In such cases, we bring the patient to the Balance Center for diagnostic testing and if warranted vestibular therapy to help restore balance. A customized therapy program is developed for each patient including visual exercises, such as mimicking sitting in the stands at a tennis match. The patient looks to his left and holds the head steady until he feels stable, then turns his head to the right and again holds the head steady. With this and other therapies, our goal is to retrain the balance system, reroute the neural signals, and help the brain to ignore the faulty signals from the damaged structures.

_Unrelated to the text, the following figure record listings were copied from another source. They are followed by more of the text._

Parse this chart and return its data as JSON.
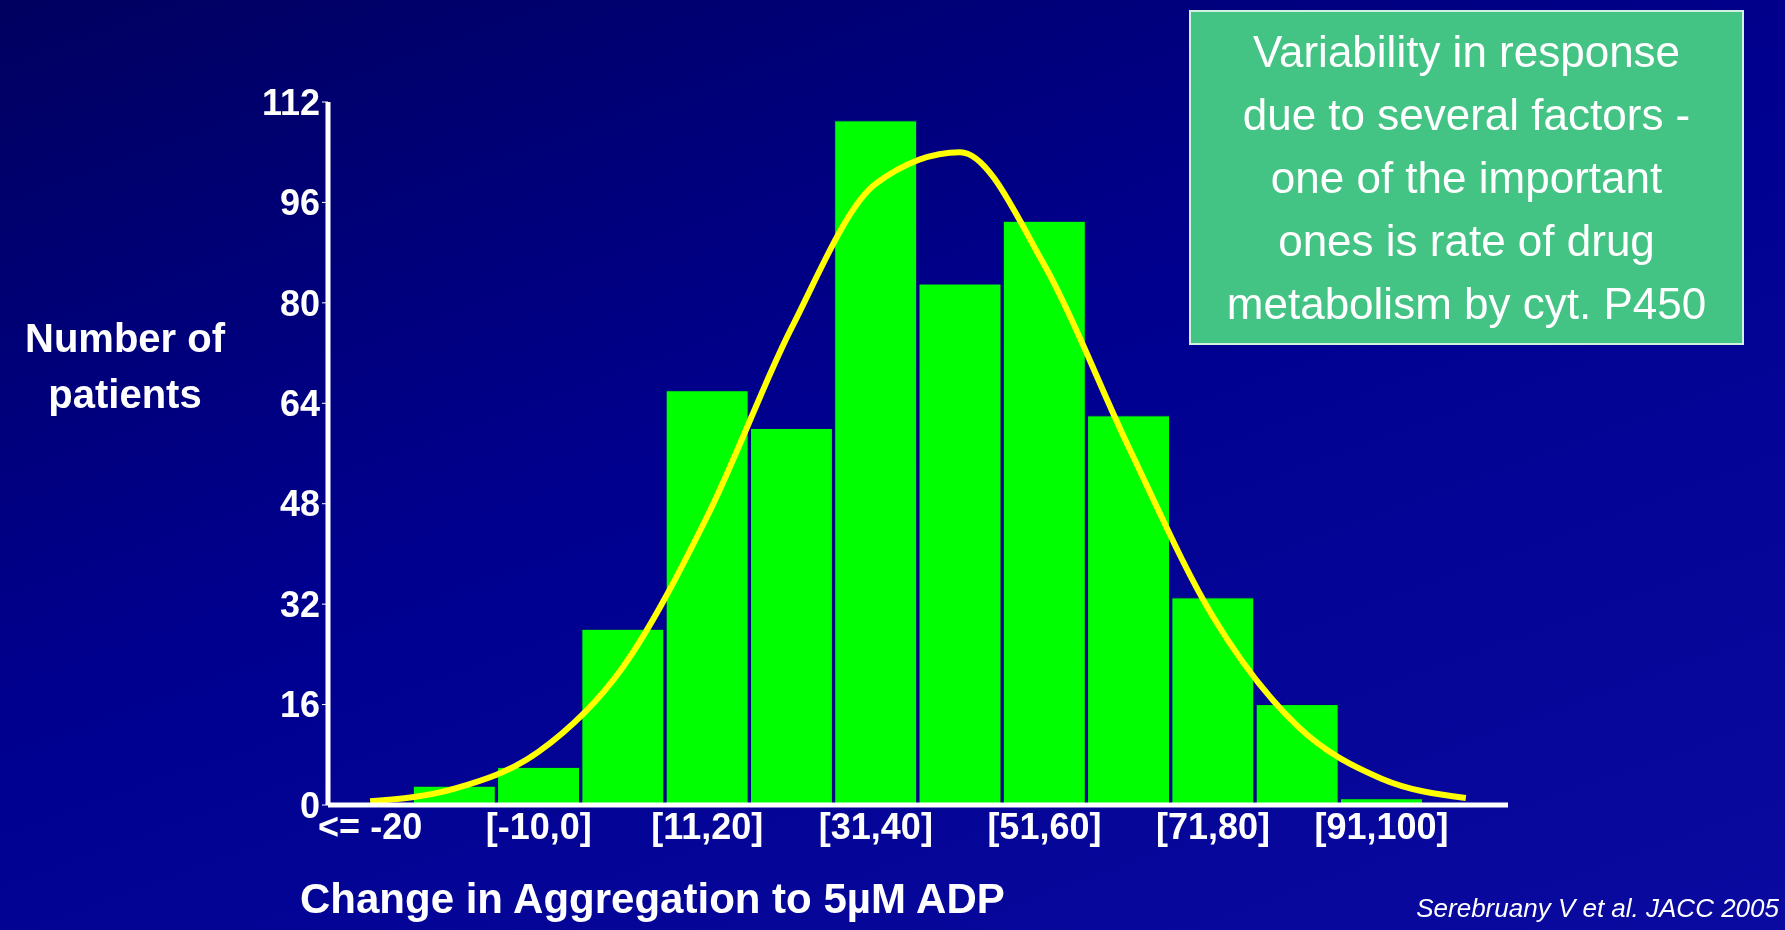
{
  "chart_data": {
    "type": "bar",
    "ylabel": "Number of patients",
    "xlabel": "Change in Aggregation to 5µM ADP",
    "categories": [
      "<= -20",
      null,
      "[-10,0]",
      null,
      "[11,20]",
      null,
      "[31,40]",
      null,
      "[51,60]",
      null,
      "[71,80]",
      null,
      "[91,100]",
      null
    ],
    "series": [
      {
        "color": "#00ff00",
        "values": [
          0,
          3,
          6,
          28,
          66,
          60,
          109,
          83,
          93,
          62,
          33,
          16,
          1,
          0
        ]
      },
      {
        "type": "line",
        "color": "#ffff00",
        "values": [
          0.6,
          2.6,
          8.5,
          22,
          46,
          76,
          99,
          104,
          86,
          57,
          30,
          12.6,
          4.2,
          1.1
        ]
      }
    ],
    "ylim": [
      0,
      112
    ],
    "yticks": [
      0,
      16,
      32,
      48,
      64,
      80,
      96,
      112
    ],
    "annotations": [
      "Variability in response due to several factors - one of the important ones is rate of drug metabolism by cyt. P450",
      "Serebruany V et al. JACC 2005"
    ]
  }
}
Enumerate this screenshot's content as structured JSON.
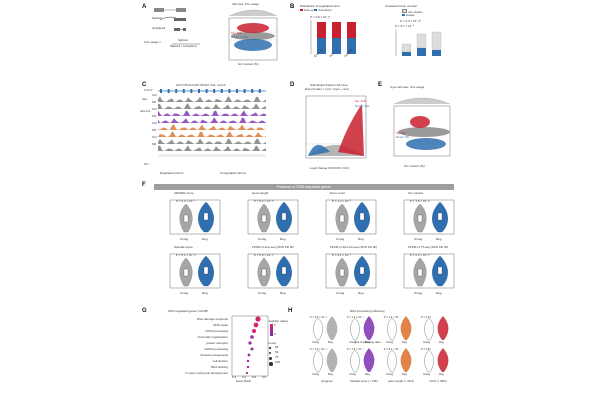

There are several steps parents can take to help prevent ear infections: Make sure your child gets a flu shot. Encourage your children to wash their hands frequently, since hand-to-face contact is how germs are typically passed. Avoid cigarette smoke, since this leaves children more susceptible to ear infections. Try not to put your infants down with a bottle at night, research has shown that this can raise the risk of ear infections. Finally, the National Institutes of Health also recommends that children be vaccinated against pneumonia with the PCV13 vaccine. Studies indicate that vaccinated children are not only protected against pneumonia but that they get far fewer ear infections than children who don’t get the vaccine.
Editor’s Note: Dr. Lawrence Meiteles is a board-certified otolaryngologist and the Medical Director of Northern Westchester Hospital’s Balance Center at Chappaqua Crossing
The Balance Center at Northern Westchester Hospital helps patients of all ages who struggle with vertigo and imbalance. Some cases are easy to resolve while others can take extensive therapy. Vertigo can be a very disabling symptom, though we know that many of the therapies we use can be effective in restoring balance.